One of our most rewarding relationships has been with local scout groups. In 2016, we worked with Bethlehem Girl Scout Troop #1209 to plant trees in our Van Dyke Preserve. This year, we’re proud to share our work with two Life Scouts from Troop 58 Elsmere, Connor Roddy and Jacob Kantrowitz, on their Eagle Scout projects.
Jacob and Connor are scouts from the Bethlehem area who wanted to devote their projects to improving the MHLC preserves which benefit their local community.
Jacob took on the challenge of improving trail bridges at the Swift Preserve. These bridges require replacement as they weather and age in Swift’s wetland conditions. Jacob organized a team of scouts to repair and create six bridges, even adding ramps to existing structures to allow for better cross-country skiing and snowshoeing on the trails in winter. His design allows for boardwalks to be moved throughout the seasons. This flexibility with placement will prevent erosion, a common problem in popular trails- especially in ever-changing wetlands, where water levels rise and fall throughout the year. Jacob hopes that more students and classes from Bethlehem schools will explore this Swift Preserve with these new bridges.

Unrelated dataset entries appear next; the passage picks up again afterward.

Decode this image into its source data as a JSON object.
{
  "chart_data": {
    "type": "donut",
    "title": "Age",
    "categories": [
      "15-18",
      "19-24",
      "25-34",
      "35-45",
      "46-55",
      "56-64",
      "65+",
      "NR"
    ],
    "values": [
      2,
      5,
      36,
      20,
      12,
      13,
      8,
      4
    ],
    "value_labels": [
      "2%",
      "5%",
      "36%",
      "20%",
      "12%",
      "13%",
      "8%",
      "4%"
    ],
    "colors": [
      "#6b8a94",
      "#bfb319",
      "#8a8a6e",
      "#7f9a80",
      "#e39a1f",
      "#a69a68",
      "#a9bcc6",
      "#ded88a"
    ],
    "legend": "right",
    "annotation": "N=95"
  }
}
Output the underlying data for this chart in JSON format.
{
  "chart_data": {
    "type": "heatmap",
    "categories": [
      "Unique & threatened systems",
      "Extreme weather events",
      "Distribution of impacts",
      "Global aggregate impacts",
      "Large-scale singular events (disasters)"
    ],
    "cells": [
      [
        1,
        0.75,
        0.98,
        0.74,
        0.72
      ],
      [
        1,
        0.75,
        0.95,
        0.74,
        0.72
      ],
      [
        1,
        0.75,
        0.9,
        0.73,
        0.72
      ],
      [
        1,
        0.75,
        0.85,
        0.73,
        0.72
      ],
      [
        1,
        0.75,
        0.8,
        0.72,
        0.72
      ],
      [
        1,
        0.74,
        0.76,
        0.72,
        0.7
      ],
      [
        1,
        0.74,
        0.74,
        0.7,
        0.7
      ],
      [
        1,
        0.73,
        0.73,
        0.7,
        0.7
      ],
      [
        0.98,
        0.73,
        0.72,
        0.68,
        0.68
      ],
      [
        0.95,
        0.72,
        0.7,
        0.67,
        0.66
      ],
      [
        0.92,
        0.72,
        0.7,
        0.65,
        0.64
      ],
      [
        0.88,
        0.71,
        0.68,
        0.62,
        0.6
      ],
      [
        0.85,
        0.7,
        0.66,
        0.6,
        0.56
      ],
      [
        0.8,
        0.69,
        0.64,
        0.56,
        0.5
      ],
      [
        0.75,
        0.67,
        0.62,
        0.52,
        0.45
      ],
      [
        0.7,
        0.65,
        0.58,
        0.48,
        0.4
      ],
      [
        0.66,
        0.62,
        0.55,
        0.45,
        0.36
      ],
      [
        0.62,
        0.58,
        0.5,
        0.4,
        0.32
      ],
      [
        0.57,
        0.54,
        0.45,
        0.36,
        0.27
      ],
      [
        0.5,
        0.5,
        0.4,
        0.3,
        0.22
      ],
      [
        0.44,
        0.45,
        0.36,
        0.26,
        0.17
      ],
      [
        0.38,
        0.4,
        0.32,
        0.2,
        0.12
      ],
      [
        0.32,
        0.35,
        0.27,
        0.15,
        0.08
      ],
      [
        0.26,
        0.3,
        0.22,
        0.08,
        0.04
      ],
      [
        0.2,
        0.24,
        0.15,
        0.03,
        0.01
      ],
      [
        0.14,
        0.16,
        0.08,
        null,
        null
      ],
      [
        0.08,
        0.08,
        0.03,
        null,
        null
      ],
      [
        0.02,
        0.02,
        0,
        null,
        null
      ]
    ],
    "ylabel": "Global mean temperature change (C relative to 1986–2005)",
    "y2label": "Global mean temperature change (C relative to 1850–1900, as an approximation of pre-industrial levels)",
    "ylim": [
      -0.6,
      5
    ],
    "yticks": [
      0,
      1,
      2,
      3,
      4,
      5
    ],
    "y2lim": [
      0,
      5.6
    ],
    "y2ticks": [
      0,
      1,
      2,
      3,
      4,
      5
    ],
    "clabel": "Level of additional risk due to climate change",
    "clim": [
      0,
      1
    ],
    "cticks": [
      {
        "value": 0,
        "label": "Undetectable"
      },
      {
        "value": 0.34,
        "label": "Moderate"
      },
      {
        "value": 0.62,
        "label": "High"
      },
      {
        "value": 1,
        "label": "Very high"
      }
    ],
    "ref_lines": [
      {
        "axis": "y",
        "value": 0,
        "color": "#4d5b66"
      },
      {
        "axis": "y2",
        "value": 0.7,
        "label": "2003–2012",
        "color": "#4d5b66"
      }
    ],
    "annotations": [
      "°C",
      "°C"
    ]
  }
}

Connor focused his efforts on the Restifo Sanctuary, our small wetland preserve in Westerlo. This quiet preserve is a haven for waterfowl and forest-loving birds, and Connor built and installed six bird boxes. He generously donated an additional five bird boxes to be used in other MHLC preserve locations. These specially-designed boxes for different species are built to create the ideal nesting site for each specific species. Eastern bluebirds, white-breasted nuthatches, wood ducks, and northern flickers will all benefit from these new homes. Both permanent residents and migratory species will find Connor’s bird boxes, which provide spaces for the birds to settle, shelter to nest and lay, and protection from predation. In 2018, there will be opportunities for volunteers of all ages to monitor these boxes, watch for changes, and learn more about our community’s birds. If you are interested in volunteering and monitoring bird boxes, please email Stewardship and Volunteer Coordinator Sawyer Cresap at firstname.lastname@example.org.
“From start to finish, this project was a lot of fun and I learned a lot,” Connor said. “My experience from this project will help me be both a better individual and a better leader.”
Together, these scouts served over 200 hours on their projects, and engaged many other troop members, friends, and family members to lend a hand and improve and protect our local lands. In our 25th anniversary year, we are grateful to work alongside these scouts as they achieve the prestigious designation of Eagle Scout.